Heh, heh. Just when my analysis was coming along at a nice clip...

Here is part of figure1 (png shot of)



Here is part of fig2


And here is what happens when I copy fig2 and paste it into fig1


Note that the above figure should look exactly like fig2...
I LOVE Inkscape, I LOVE matplotlib, and I'm attached to my toolchain, I hope this can be fixed.

UPDATE:
  1. See this thread
  2. Mike has fixed the problem is SVN - you should replace the backend_svg.py with the one linked in Mike's post.

Comments

  1. Got a reply from Mike on the matplotlib-users mailing list:


    When matplotlib outputs an SVG, each unique character is assigned a numeric id (these are just assigned in order), and inserted as a "def", and then "use"d (referenced) wherever they are used.

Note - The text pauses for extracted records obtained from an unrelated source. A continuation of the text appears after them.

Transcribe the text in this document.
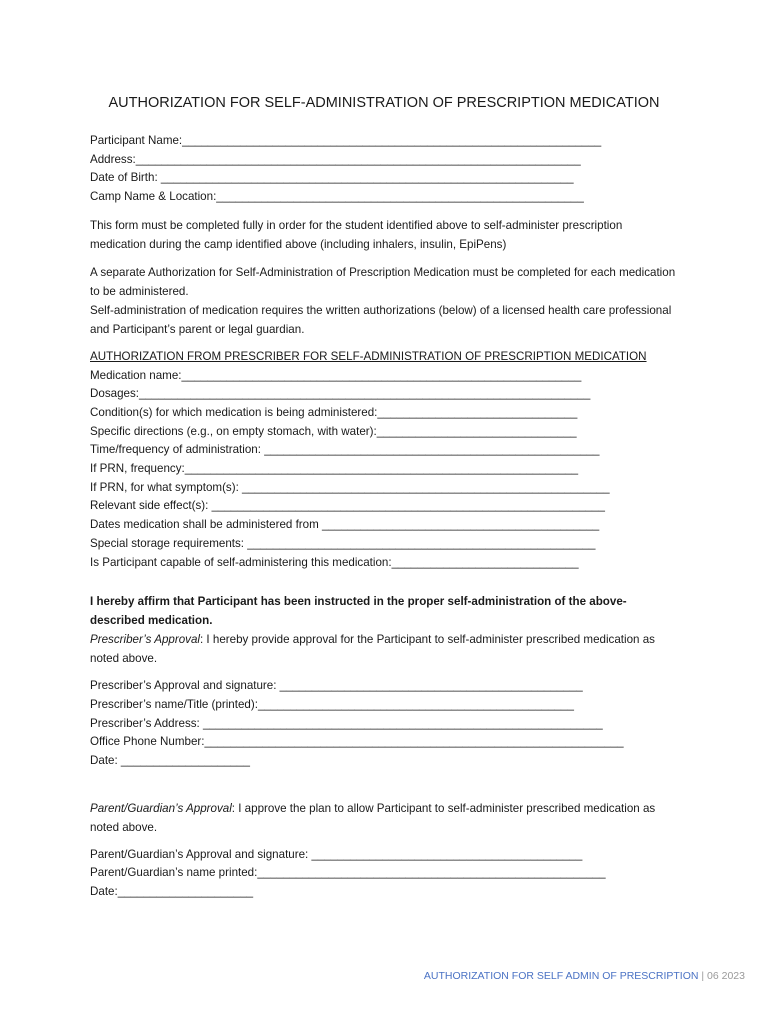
AUTHORIZATION FOR SELF-ADMINISTRATION OF PRESCRIPTION MEDICATION
Participant Name:_________________________________________________________________
Address:_____________________________________________________________________
Date of Birth: ________________________________________________________________
Camp Name & Location:_________________________________________________________
This form must be completed fully in order for the student identified above to self-administer prescription medication during the camp identified above (including inhalers, insulin, EpiPens)
A separate Authorization for Self-Administration of Prescription Medication must be completed for each medication to be administered.
Self-administration of medication requires the written authorizations (below) of a licensed health care professional and Participant’s parent or legal guardian.
AUTHORIZATION FROM PRESCRIBER FOR SELF-ADMINISTRATION OF PRESCRIPTION MEDICATION
Medication name:______________________________________________________________
Dosages:______________________________________________________________________
Condition(s) for which medication is being administered:_______________________________
Specific directions (e.g., on empty stomach, with water):_______________________________
Time/frequency of administration: ____________________________________________________
If PRN, frequency:_____________________________________________________________
If PRN, for what symptom(s): _________________________________________________________
Relevant side effect(s): _____________________________________________________________
Dates medication shall be administered from ___________________________________________
Special storage requirements: ______________________________________________________
Is Participant capable of self-administering this medication:_____________________________
I hereby affirm that Participant has been instructed in the proper self-administration of the above-described medication.
Prescriber’s Approval: I hereby provide approval for the Participant to self-administer prescribed medication as noted above.
Prescriber’s Approval and signature: _______________________________________________
Prescriber’s name/Title (printed):_________________________________________________
Prescriber’s Address: ______________________________________________________________
Office Phone Number:_________________________________________________________________
Date: ____________________
Parent/Guardian’s Approval: I approve the plan to allow Participant to self-administer prescribed medication as noted above.
Parent/Guardian’s Approval and signature: __________________________________________
Parent/Guardian’s name printed:______________________________________________________
Date:_____________________
AUTHORIZATION FOR SELF ADMIN OF PRESCRIPTION | 06 2023
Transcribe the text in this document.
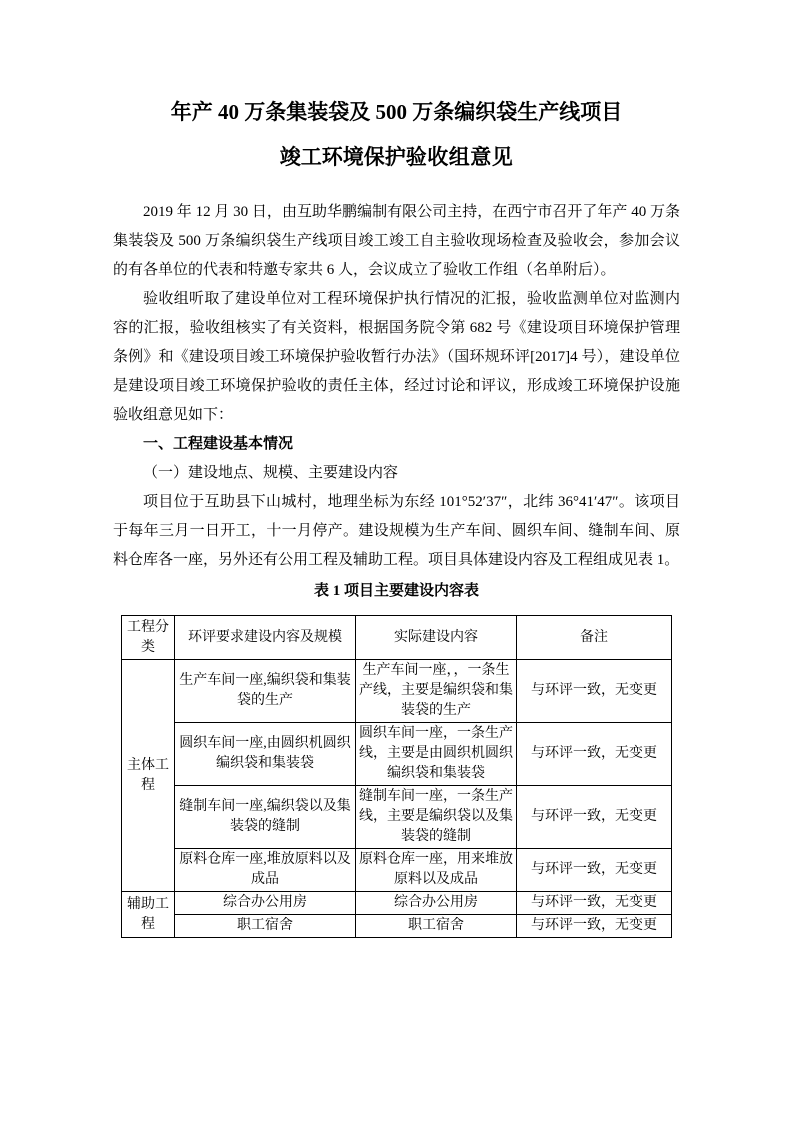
年产 40 万条集装袋及 500 万条编织袋生产线项目
竣工环境保护验收组意见

2019 年 12 月 30 日，由互助华鹏编制有限公司主持，在西宁市召开了年产 40 万条集装袋及 500 万条编织袋生产线项目竣工竣工自主验收现场检查及验收会，参加会议的有各单位的代表和特邀专家共 6 人，会议成立了验收工作组（名单附后）。

验收组听取了建设单位对工程环境保护执行情况的汇报，验收监测单位对监测内容的汇报，验收组核实了有关资料，根据国务院令第 682 号《建设项目环境保护管理条例》和《建设项目竣工环境保护验收暂行办法》（国环规环评[2017]4 号），建设单位是建设项目竣工环境保护验收的责任主体，经过讨论和评议，形成竣工环境保护设施验收组意见如下：

一、工程建设基本情况

（一）建设地点、规模、主要建设内容

项目位于互助县下山城村，地理坐标为东经 101°52′37″，北纬 36°41′47″。该项目于每年三月一日开工，十一月停产。建设规模为生产车间、圆织车间、缝制车间、原料仓库各一座，另外还有公用工程及辅助工程。项目具体建设内容及工程组成见表 1。

表 1 项目主要建设内容表

工程分类	环评要求建设内容及规模	实际建设内容	备注
主体工程	生产车间一座,编织袋和集装袋的生产	生产车间一座，，一条生产线，主要是编织袋和集装袋的生产	与环评一致，无变更
	圆织车间一座,由圆织机圆织编织袋和集装袋	圆织车间一座，一条生产线，主要是由圆织机圆织编织袋和集装袋	与环评一致，无变更
	缝制车间一座,编织袋以及集装袋的缝制	缝制车间一座，一条生产线，主要是编织袋以及集装袋的缝制	与环评一致，无变更
	原料仓库一座,堆放原料以及成品	原料仓库一座，用来堆放原料以及成品	与环评一致，无变更
辅助工程	综合办公用房	综合办公用房	与环评一致，无变更
	职工宿舍	职工宿舍	与环评一致，无变更
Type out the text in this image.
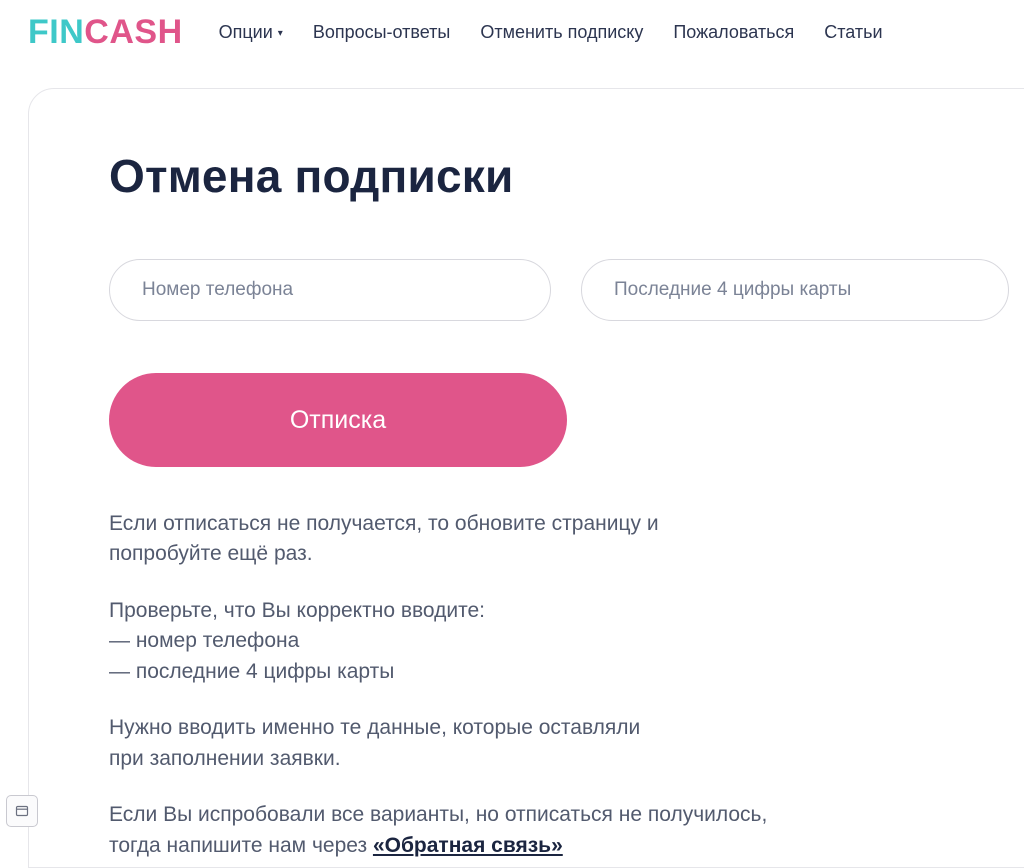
FINCASH Опции ▾ Вопросы-ответы Отменить подписку Пожаловаться Статьи
Отмена подписки
Номер телефона
Последние 4 цифры карты
Отписка

Если отписаться не получается, то обновите страницу и
попробуйте ещё раз.

Проверьте, что Вы корректно вводите:
— номер телефона
— последние 4 цифры карты

Нужно вводить именно те данные, которые оставляли
при заполнении заявки.

Если Вы испробовали все варианты, но отписаться не получилось,
тогда напишите нам через «Обратная связь»
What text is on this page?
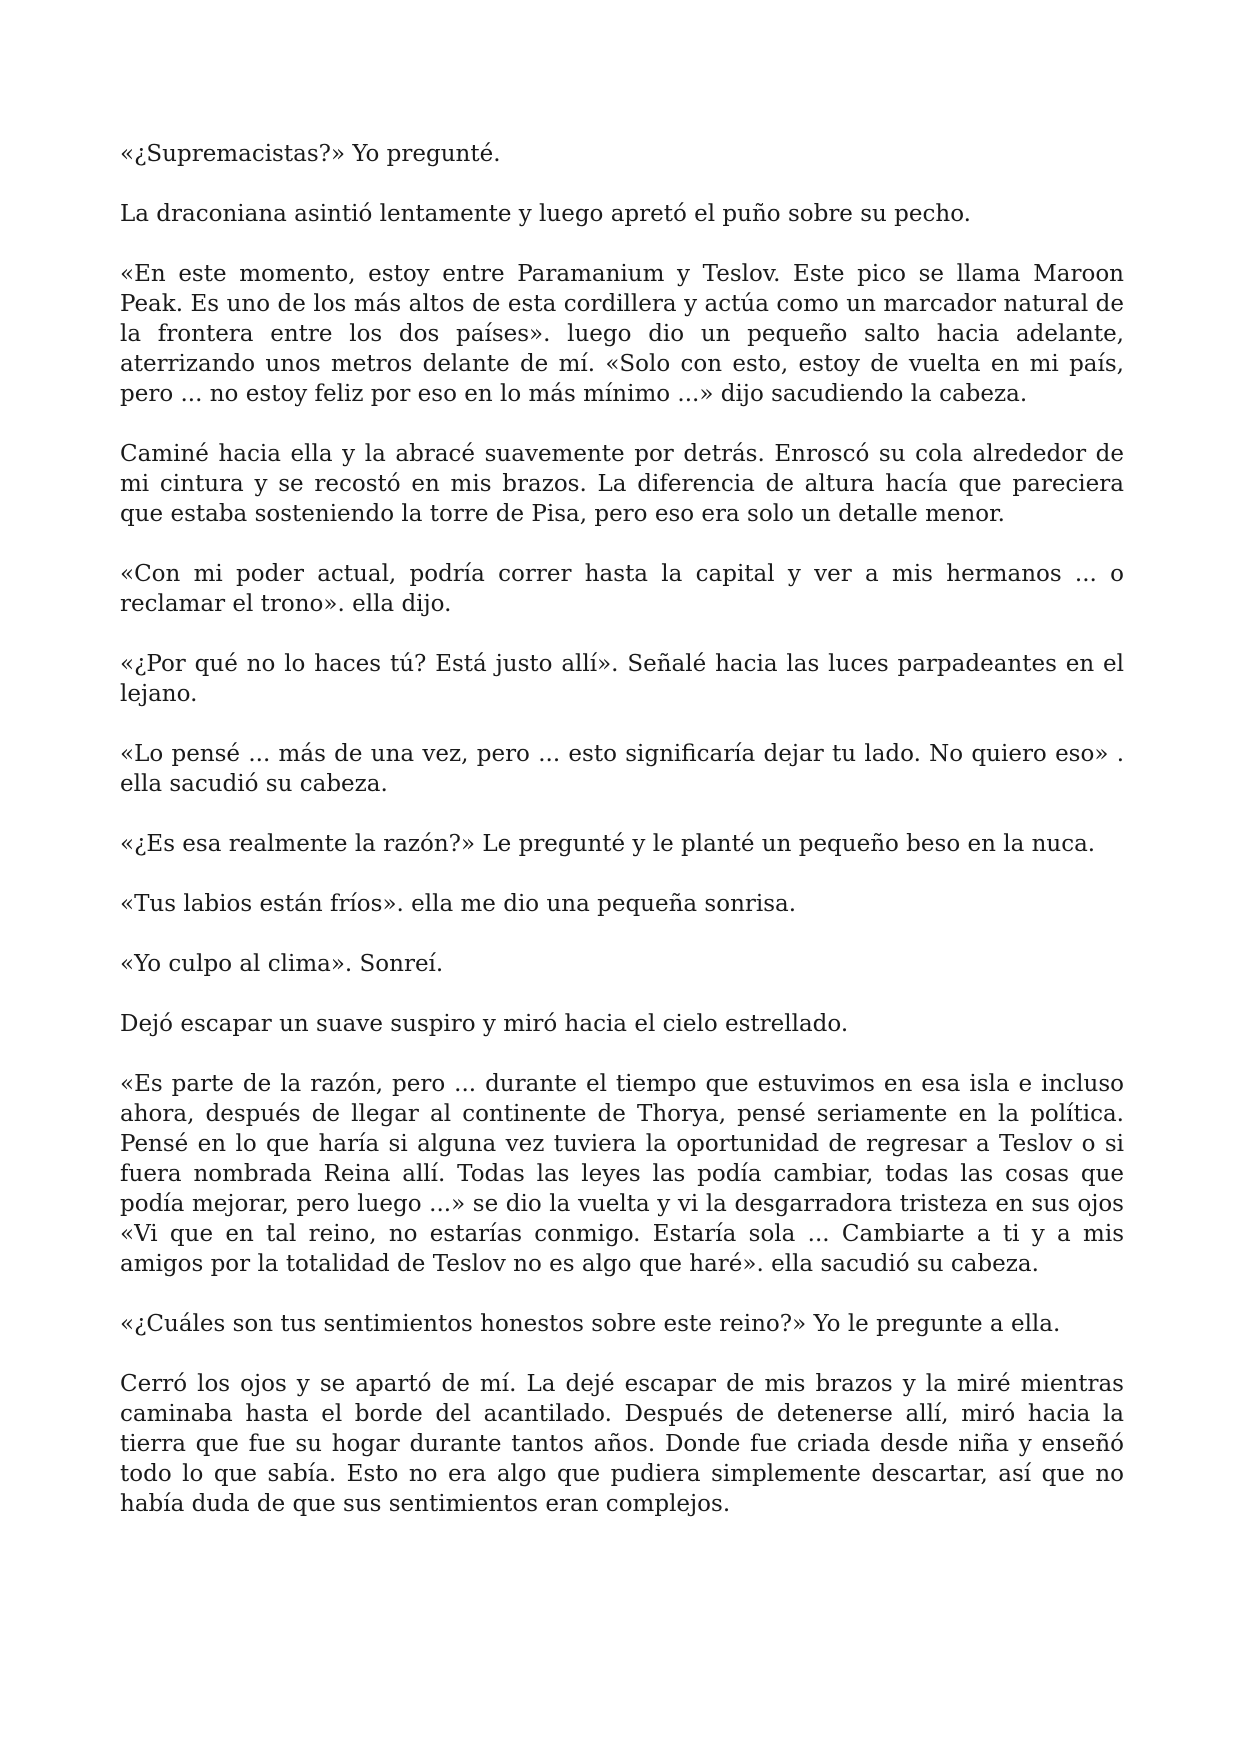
«¿Supremacistas?» Yo pregunté.

La draconiana asintió lentamente y luego apretó el puño sobre su pecho.

«En este momento, estoy entre Paramanium y Teslov. Este pico se llama Maroon Peak. Es uno de los más altos de esta cordillera y actúa como un marcador natural de la frontera entre los dos países». luego dio un pequeño salto hacia adelante, aterrizando unos metros delante de mí. «Solo con esto, estoy de vuelta en mi país, pero ... no estoy feliz por eso en lo más mínimo ...» dijo sacudiendo la cabeza.

Caminé hacia ella y la abracé suavemente por detrás. Enroscó su cola alrededor de mi cintura y se recostó en mis brazos. La diferencia de altura hacía que pareciera que estaba sosteniendo la torre de Pisa, pero eso era solo un detalle menor.

«Con mi poder actual, podría correr hasta la capital y ver a mis hermanos ... o reclamar el trono». ella dijo.

«¿Por qué no lo haces tú? Está justo allí». Señalé hacia las luces parpadeantes en el lejano.

«Lo pensé ... más de una vez, pero ... esto significaría dejar tu lado. No quiero eso» . ella sacudió su cabeza.

«¿Es esa realmente la razón?» Le pregunté y le planté un pequeño beso en la nuca.

«Tus labios están fríos». ella me dio una pequeña sonrisa.

«Yo culpo al clima». Sonreí.

Dejó escapar un suave suspiro y miró hacia el cielo estrellado.

«Es parte de la razón, pero ... durante el tiempo que estuvimos en esa isla e incluso ahora, después de llegar al continente de Thorya, pensé seriamente en la política. Pensé en lo que haría si alguna vez tuviera la oportunidad de regresar a Teslov o si fuera nombrada Reina allí. Todas las leyes las podía cambiar, todas las cosas que podía mejorar, pero luego ...» se dio la vuelta y vi la desgarradora tristeza en sus ojos «Vi que en tal reino, no estarías conmigo. Estaría sola ... Cambiarte a ti y a mis amigos por la totalidad de Teslov no es algo que haré». ella sacudió su cabeza.

«¿Cuáles son tus sentimientos honestos sobre este reino?» Yo le pregunte a ella.

Cerró los ojos y se apartó de mí. La dejé escapar de mis brazos y la miré mientras caminaba hasta el borde del acantilado. Después de detenerse allí, miró hacia la tierra que fue su hogar durante tantos años. Donde fue criada desde niña y enseñó todo lo que sabía. Esto no era algo que pudiera simplemente descartar, así que no había duda de que sus sentimientos eran complejos.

    When you paste on SVG into another, those names clash, and Inkscape is pulling in the wrong characters when it goes to draw.

    Now, my gut feels that this is actually a bug in Inkscape -- pasting of referenced objects from one file into another should reassign new ids. However, I'm not an SVG expert, so I could be wrong, but I think I will take this question over to the Inkscape mailing list anyway.

    That said, there are probably some workarounds that matplotlib could make (using a hash of the character's content as the id, for instance). I'll look into that and reply when progress has been made.

    Mike

    ReplyDelete
  2. SVG is a great basis for cooperation between designers and coders (of for example web apps). Now SVG is becoming more mainstream, one of the advantages of being an open standard becomes more visible: easier cooperation. One of the 'disadvantages' however is that certain implied constraints ON the content, or allowed errors IN the content for one program could easily give trouble in the next program. Number of eyeballs with network effect ++. And this is 'only' a visual example of such a thing. If you also care about semantics or code readability, there's more to gain from SVG, plus more for SVG programs to actually make you enjoy it fully.

    ReplyDelete
  3. Save the figures as PDF and open them in Inkscape. The text is saved as real text, rather than as paths.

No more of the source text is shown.